|Chelsea have signed a deal reportedly worth $61.64m a year with The Yokohama Rubber Company -- it's the biggest shirt sponsorship deal in the club's history|
(CNN)It's a club that has recently been embroiled in an unsavory racism controversy but that hasn't deterred a leading Japanese tire manufacturer deciding that Chelsea are the right fit for a shirt sponsorship deal.
Financial details were undisclosed but English Premier League leaders Chelsea's deal with the Yokohama Rubber Company is reportedly worth $62 million a year allowing the tire manufacturer to emblazon its brand across the front of the London club's shirts for five years starting next season.

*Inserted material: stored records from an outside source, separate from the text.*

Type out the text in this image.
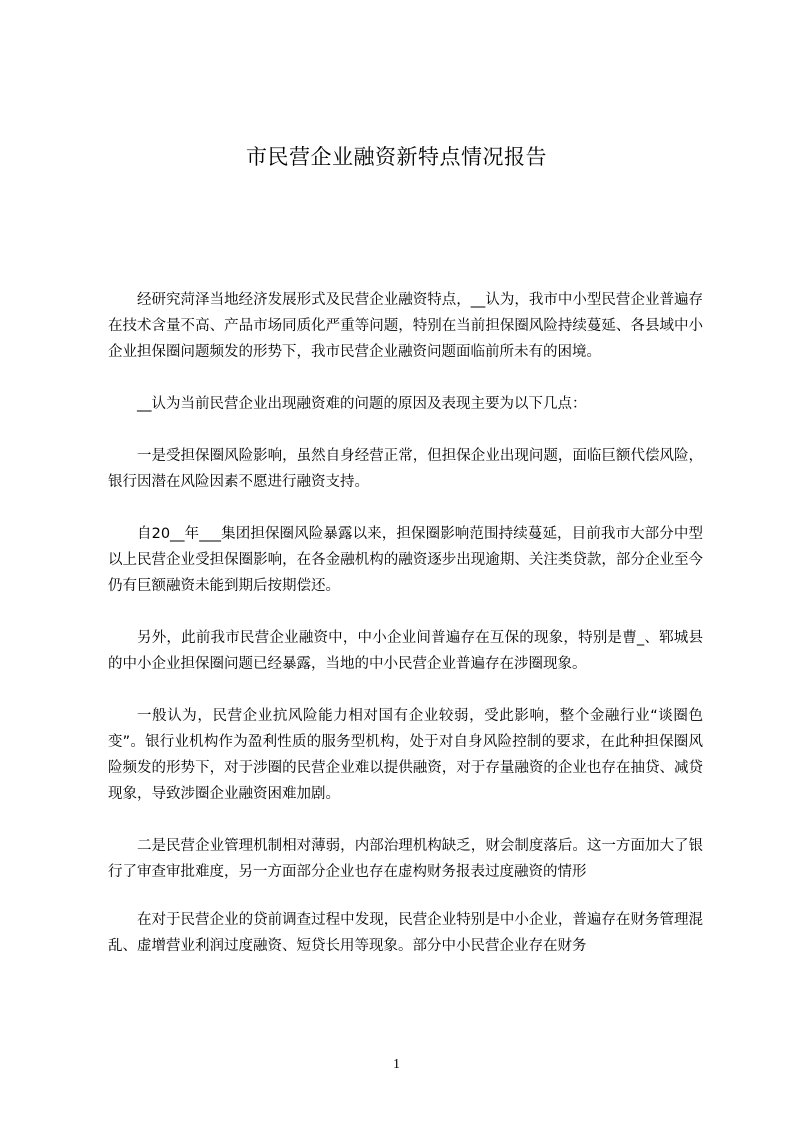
市民营企业融资新特点情况报告

经研究菏泽当地经济发展形式及民营企业融资特点，__认为，我市中小型民营企业普遍存在技术含量不高、产品市场同质化严重等问题，特别在当前担保圈风险持续蔓延、各县域中小企业担保圈问题频发的形势下，我市民营企业融资问题面临前所未有的困境。

__认为当前民营企业出现融资难的问题的原因及表现主要为以下几点：

一是受担保圈风险影响，虽然自身经营正常，但担保企业出现问题，面临巨额代偿风险，银行因潜在风险因素不愿进行融资支持。

自20__年___集团担保圈风险暴露以来，担保圈影响范围持续蔓延，目前我市大部分中型以上民营企业受担保圈影响，在各金融机构的融资逐步出现逾期、关注类贷款，部分企业至今仍有巨额融资未能到期后按期偿还。

另外，此前我市民营企业融资中，中小企业间普遍存在互保的现象，特别是曹_、郓城县的中小企业担保圈问题已经暴露，当地的中小民营企业普遍存在涉圈现象。

一般认为，民营企业抗风险能力相对国有企业较弱，受此影响，整个金融行业“谈圈色变”。银行业机构作为盈利性质的服务型机构，处于对自身风险控制的要求，在此种担保圈风险频发的形势下，对于涉圈的民营企业难以提供融资，对于存量融资的企业也存在抽贷、减贷现象，导致涉圈企业融资困难加剧。

二是民营企业管理机制相对薄弱，内部治理机构缺乏，财会制度落后。这一方面加大了银行了审查审批难度，另一方面部分企业也存在虚构财务报表过度融资的情形

在对于民营企业的贷前调查过程中发现，民营企业特别是中小企业，普遍存在财务管理混乱、虚增营业利润过度融资、短贷长用等现象。部分中小民营企业存在财务

1
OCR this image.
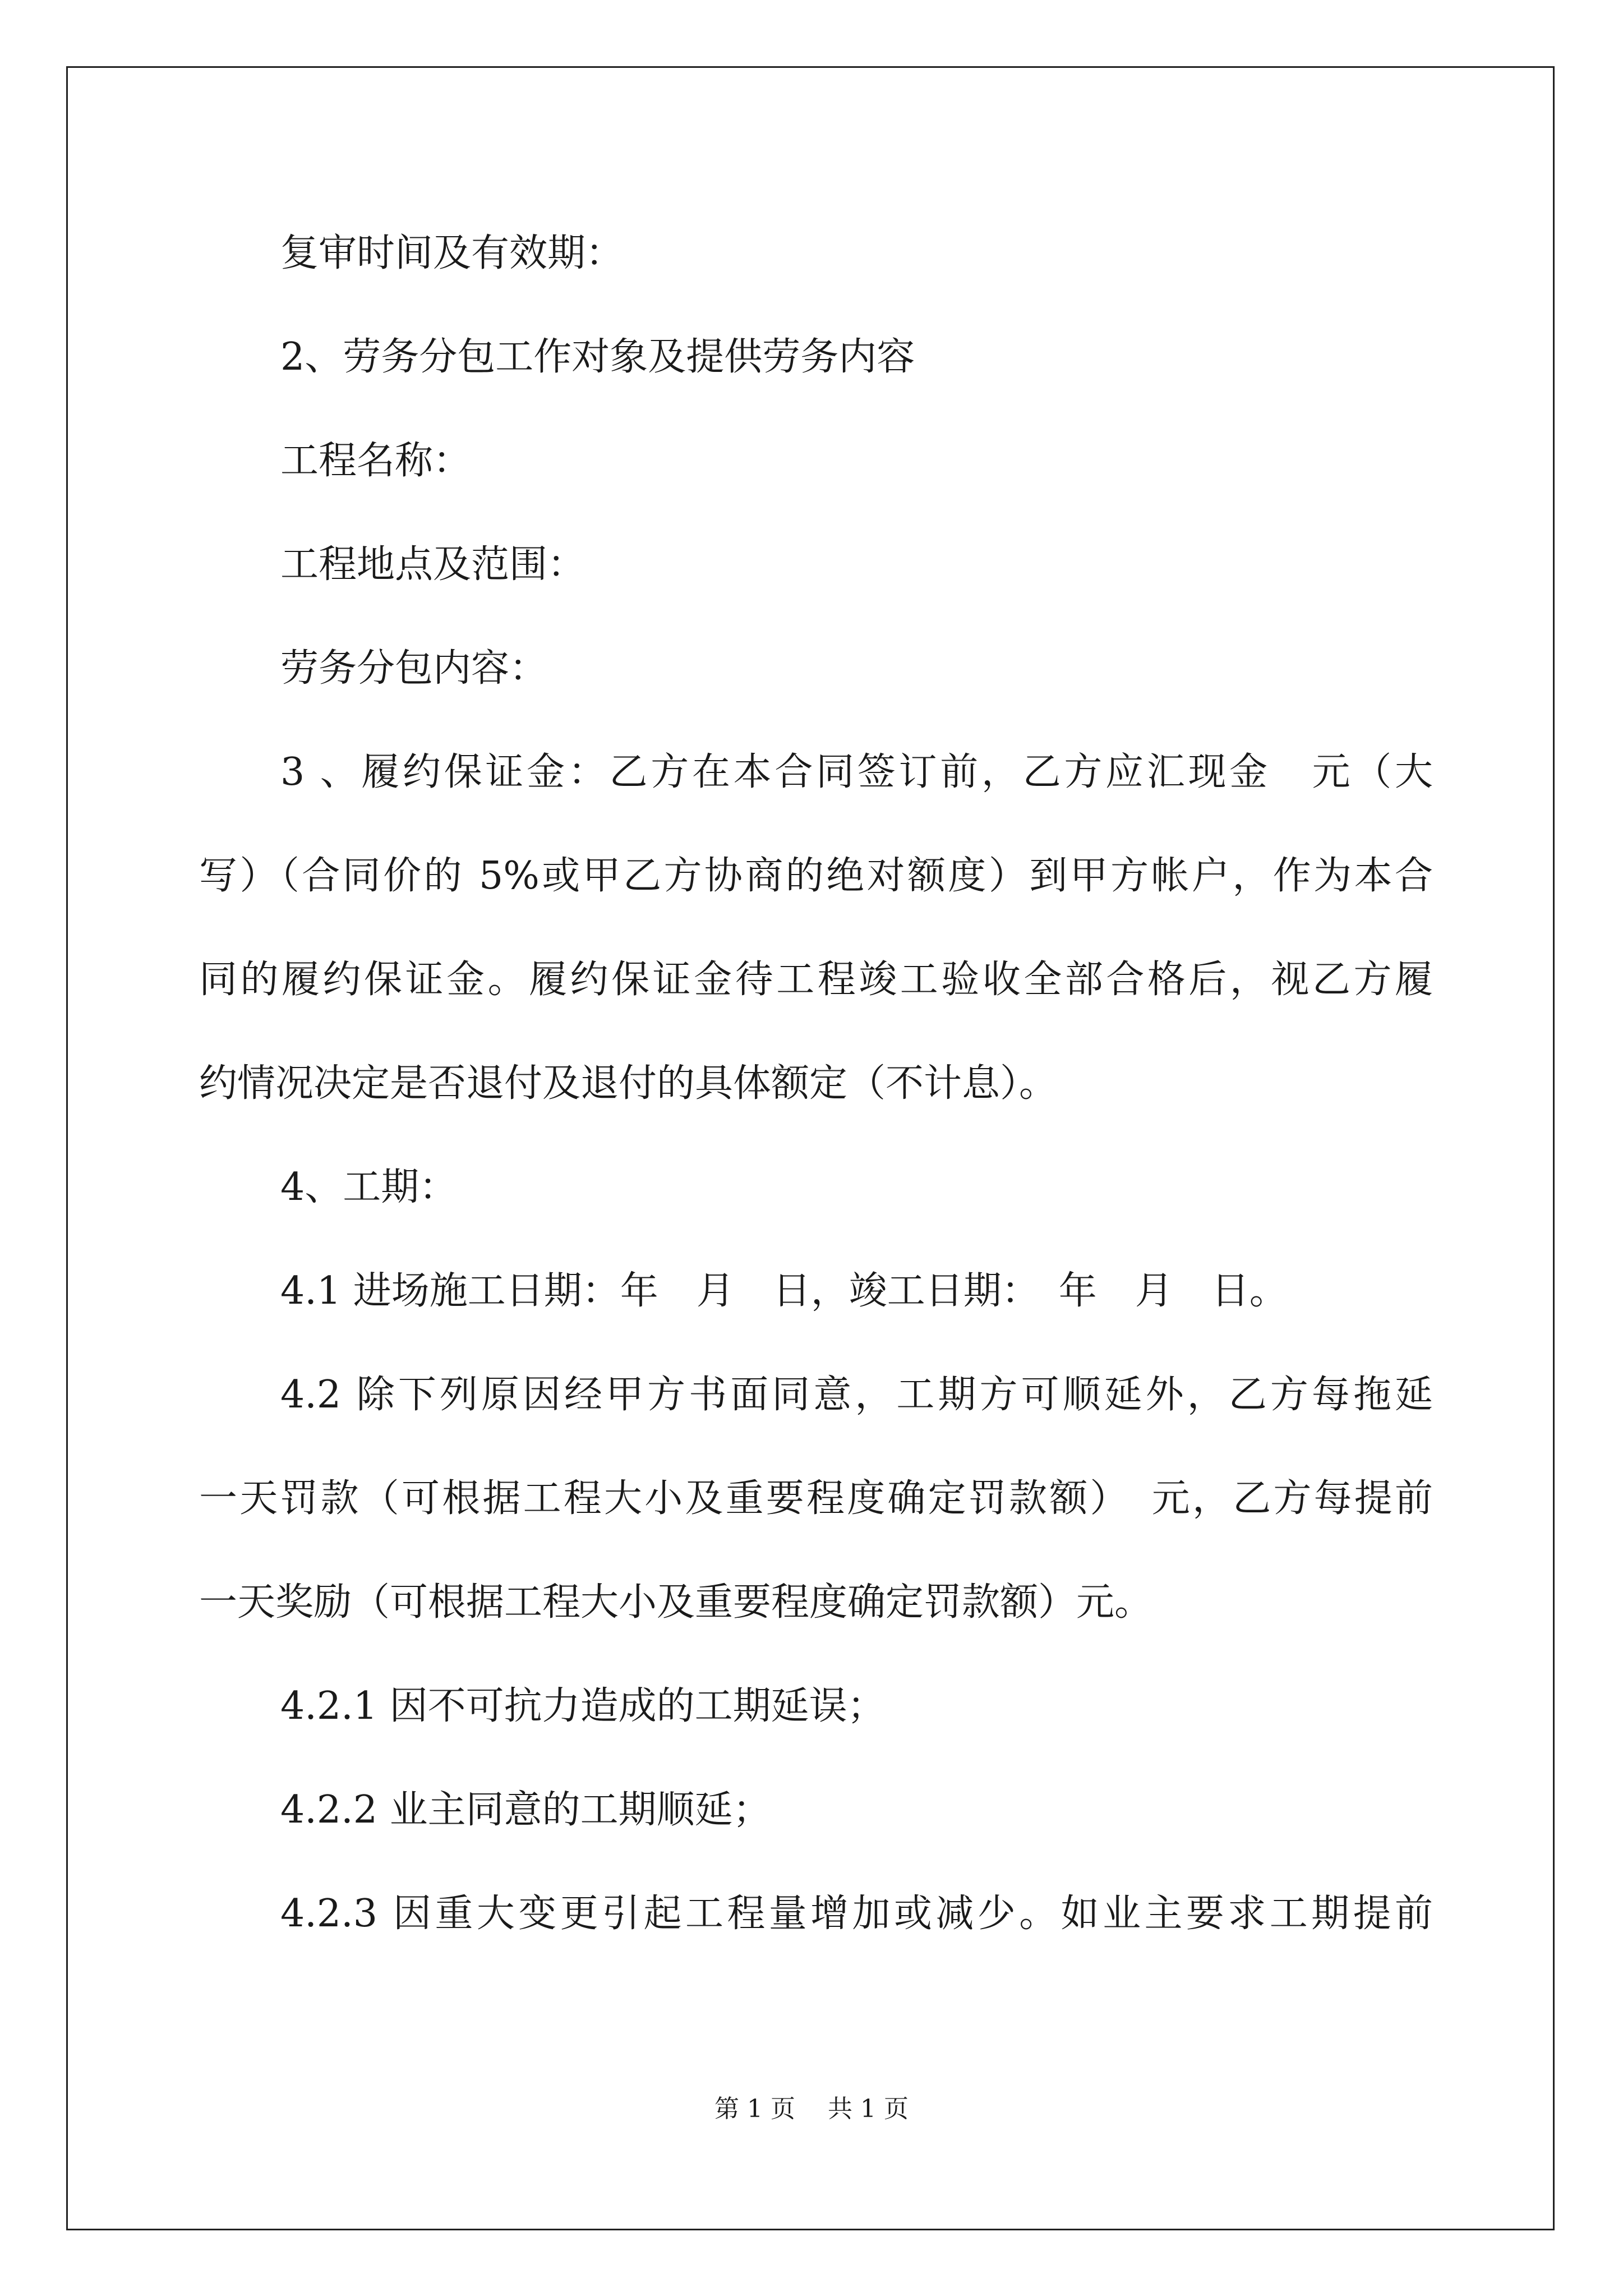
复审时间及有效期：
2、劳务分包工作对象及提供劳务内容
工程名称：
工程地点及范围：
劳务分包内容：
3 、履约保证金：乙方在本合同签订前，乙方应汇现金　元（大
写）（合同价的 5%或甲乙方协商的绝对额度）到甲方帐户，作为本合
同的履约保证金。履约保证金待工程竣工验收全部合格后，视乙方履
约情况决定是否退付及退付的具体额定（不计息）。
4、工期：
4.1 进场施工日期：年　月　日，竣工日期：　年　月　日。
4.2 除下列原因经甲方书面同意，工期方可顺延外，乙方每拖延
一天罚款（可根据工程大小及重要程度确定罚款额）　元，乙方每提前
一天奖励（可根据工程大小及重要程度确定罚款额）元。
4.2.1 因不可抗力造成的工期延误；
4.2.2 业主同意的工期顺延；
4.2.3 因重大变更引起工程量增加或减少。如业主要求工期提前
第 1 页　 共 1 页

The deal is second only to Manchester United's agreement with Chevrolet -- worth $81 million a year -- and demonstrates the English Premier League's continuing global appeal. Chelsea's current kit sponsor is South Korean company Samsung.
"This shirt partnership with Chelsea will give Yokohama an opportunity to showcase our company to a huge worldwide audience thanks to Chelsea's ever-growing popularity," said Yokohama chief executive officer and chairman Tadanobu Nagumo.
"We look forward to launching our iconic new Chelsea Yokohama shirt this summer."
Chelsea, who play Tottenham Hotspur in the League Cup final on Wembley, are the most watched Premier League team on television globally, with over 31,000 broadcast hours -- and more than 500 million fans, according to the west London club.
"Chelsea and Yokohama are a perfect fit. Both are global organizations with a focus on performance and innovation, as well as having huge ambition and an unwavering culture of success" said Chelsea Chairman Bruce Buck.
"We believe that Yokohama will play a key role in helping us drive our global expansion in international markets such as the U.S. where they have operated with distinction for many years."
The sponsorship deal with Yokohama is being widely credited as a success for Christian Purslow, who was appointed to run Chelsea's global commercial activities in October -- as well as providing a likely treasure trove for the club's manager Jose Mourinho to dip into during the summer transfer months.
The announcement follows a 36% rise in shirt sponsorship income for English Premier League clubs on the 2013/14 season -- with European clubs getting $777m from sponsors in a bid to get their brand on some of the world's biggest clubs' kits.
Whilst the Middle East is a burgeoning sponsor in Europe -- United Arab Emirates and Qatar based companies spent $181m this season -- it's a Japanese brand that's now scored a deal with Chelsea.